Otra debilidad de los programas de tratamiento derivados del modelo de competencia social es, como puede apreciarse en el PPS, que la intervención que proponen es universal, es decir, se aplica sobre la base del paradigma de déficit aditivos/acumulativos (Lósel et al., 1992), el mismo tratamiento a todas las personas con independencia de sus necesidades específicas. Para superar esta aparente insuficiencia de los modelos, Arce y Fariña (1996) consideran que es preciso asumir que los comportamientos humanos, entre ellos el comportamiento antisocial y delictivo, no pueden explicarse desde un único modelo, sino que hay que identificar el modelo explicativo específico más adecuado para cada contexto y cada caso.

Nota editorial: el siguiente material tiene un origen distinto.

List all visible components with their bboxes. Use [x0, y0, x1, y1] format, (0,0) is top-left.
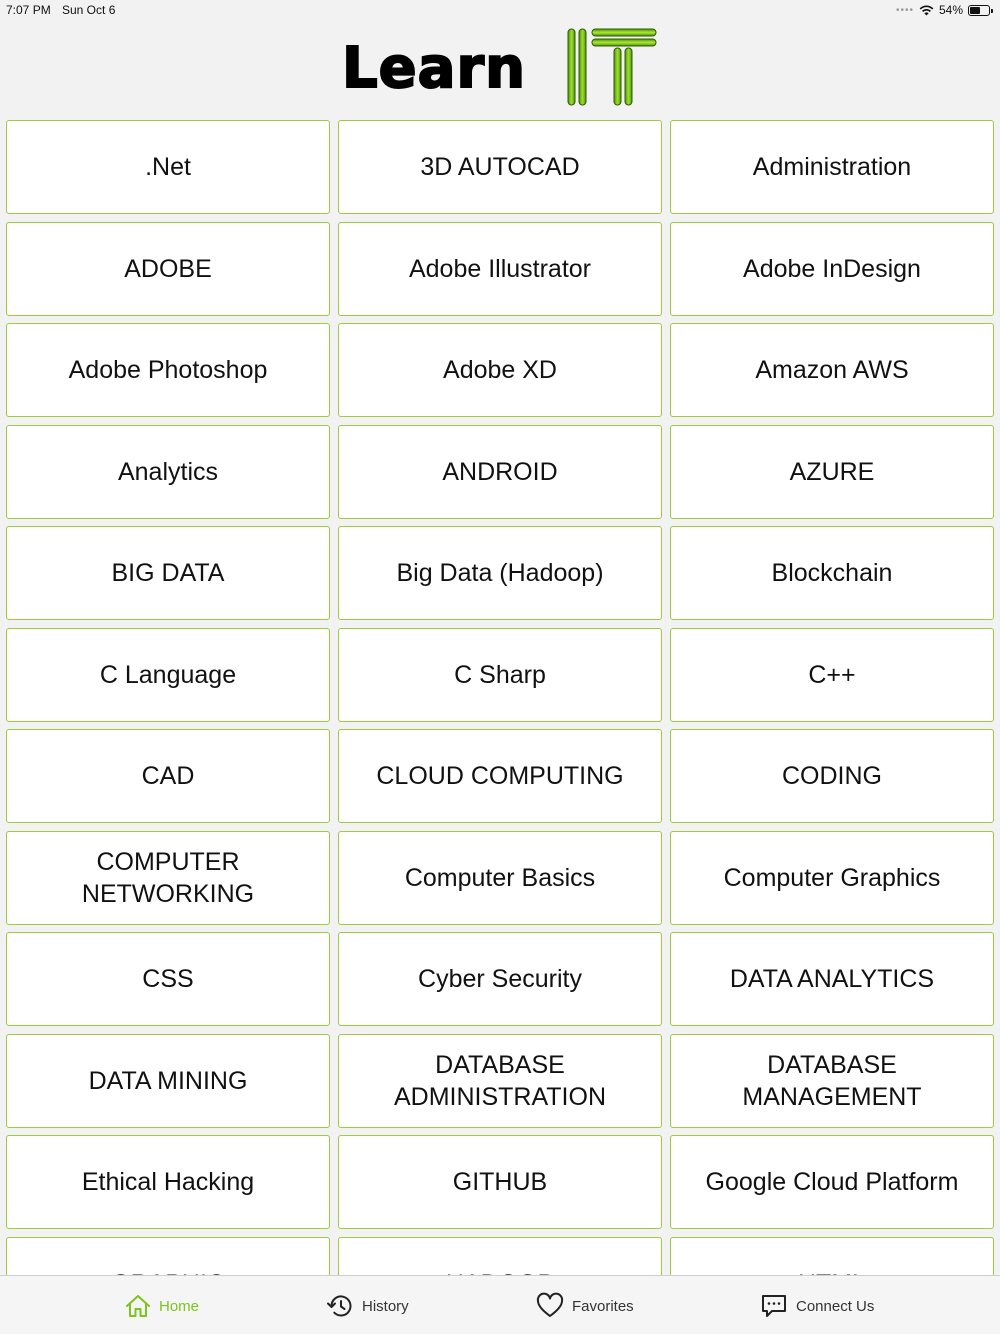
course-tile[interactable]: GITHUB — [338, 1135, 662, 1229]
course-tile[interactable]: Blockchain — [670, 526, 994, 620]
course-tile[interactable]: Amazon AWS — [670, 323, 994, 417]
course-tile[interactable]: Big Data (Hadoop) — [338, 526, 662, 620]
tab-home[interactable] — [125, 1292, 199, 1320]
course-tile[interactable]: Adobe Photoshop — [6, 323, 330, 417]
course-tile[interactable]: Adobe Illustrator — [338, 222, 662, 316]
history-icon — [326, 1293, 354, 1319]
tab-history[interactable] — [326, 1292, 409, 1320]
course-tile[interactable]: COMPUTER NETWORKING — [6, 831, 330, 925]
logo-word: Learn — [342, 36, 526, 101]
tab-connect-label: Connect Us — [796, 1297, 875, 1315]
battery-fill — [970, 7, 980, 14]
status-time: 7:07 PM — [6, 3, 51, 17]
course-tile[interactable]: DATABASE MANAGEMENT — [670, 1034, 994, 1128]
course-tile[interactable]: CLOUD COMPUTING — [338, 729, 662, 823]
course-tile[interactable]: .Net — [6, 120, 330, 214]
signal-dots-icon: •••• — [895, 4, 914, 16]
tab-favorites[interactable] — [536, 1292, 634, 1320]
course-tile[interactable]: Cyber Security — [338, 932, 662, 1026]
course-tile[interactable]: CAD — [6, 729, 330, 823]
course-tile[interactable]: DATA ANALYTICS — [670, 932, 994, 1026]
app-logo — [340, 26, 660, 110]
status-date: Sun Oct 6 — [62, 3, 116, 17]
tab-home-label: Home — [159, 1297, 200, 1315]
course-tile[interactable]: CSS — [6, 932, 330, 1026]
course-tile[interactable]: C Sharp — [338, 628, 662, 722]
status-bar — [0, 0, 1000, 20]
tab-history-label: History — [362, 1297, 409, 1315]
battery-percent: 54% — [938, 3, 963, 17]
course-tile[interactable]: DATABASE ADMINISTRATION — [338, 1034, 662, 1128]
course-tile[interactable]: Computer Graphics — [670, 831, 994, 925]
course-tile[interactable]: DATA MINING — [6, 1034, 330, 1128]
course-tile[interactable]: C++ — [670, 628, 994, 722]
course-tile[interactable]: CODING — [670, 729, 994, 823]
tab-favorites-label: Favorites — [572, 1297, 634, 1315]
logo-it-mark — [565, 26, 660, 108]
course-tile[interactable]: ANDROID — [338, 425, 662, 519]
course-tile[interactable]: Administration — [670, 120, 994, 214]
heart-icon — [536, 1293, 564, 1319]
course-tile[interactable]: Analytics — [6, 425, 330, 519]
course-tile[interactable]: BIG DATA — [6, 526, 330, 620]
course-tile[interactable]: C Language — [6, 628, 330, 722]
course-tile[interactable]: Computer Basics — [338, 831, 662, 925]
tab-connect[interactable] — [760, 1292, 874, 1320]
battery-icon — [968, 5, 990, 16]
course-tile[interactable]: Adobe InDesign — [670, 222, 994, 316]
wifi-icon — [919, 5, 934, 16]
course-tile[interactable]: Google Cloud Platform — [670, 1135, 994, 1229]
home-icon — [125, 1293, 151, 1319]
tab-bar — [0, 1275, 1000, 1334]
course-tile[interactable]: Adobe XD — [338, 323, 662, 417]
status-right — [896, 3, 990, 17]
course-tile[interactable]: 3D AUTOCAD — [338, 120, 662, 214]
course-tile[interactable]: ADOBE — [6, 222, 330, 316]
chat-icon — [760, 1293, 788, 1319]
course-tile[interactable]: AZURE — [670, 425, 994, 519]
course-grid — [6, 120, 994, 1275]
course-tile[interactable]: Ethical Hacking — [6, 1135, 330, 1229]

Como consecuencia, Arce y Fariña (1996) propusieron un cambio al paradigma de no modelo. En otras palabras, no se puede proceder con un modelo de tratamiento de competencia social único, sino que hay que ajustarlo a las necesidades específicas de cada caso. De este modo, habrá elementos comunes que justifiquen la aplicación de un paquete de intervención estándar, dirigido a grupos que manifiesten estos déficit comunes, pero también habrá elementos específicos que requieran un modelo específico y una intervención individualizada.

En resumen, la intervención basada en la competencia social, caracterizada por ser multimodal, individual y universal, se puede completar con una intervención multinivel, que abarque los factores biológicos y que sea ajustada a cada caso, es decir, que se trate de una intervención psicosocial.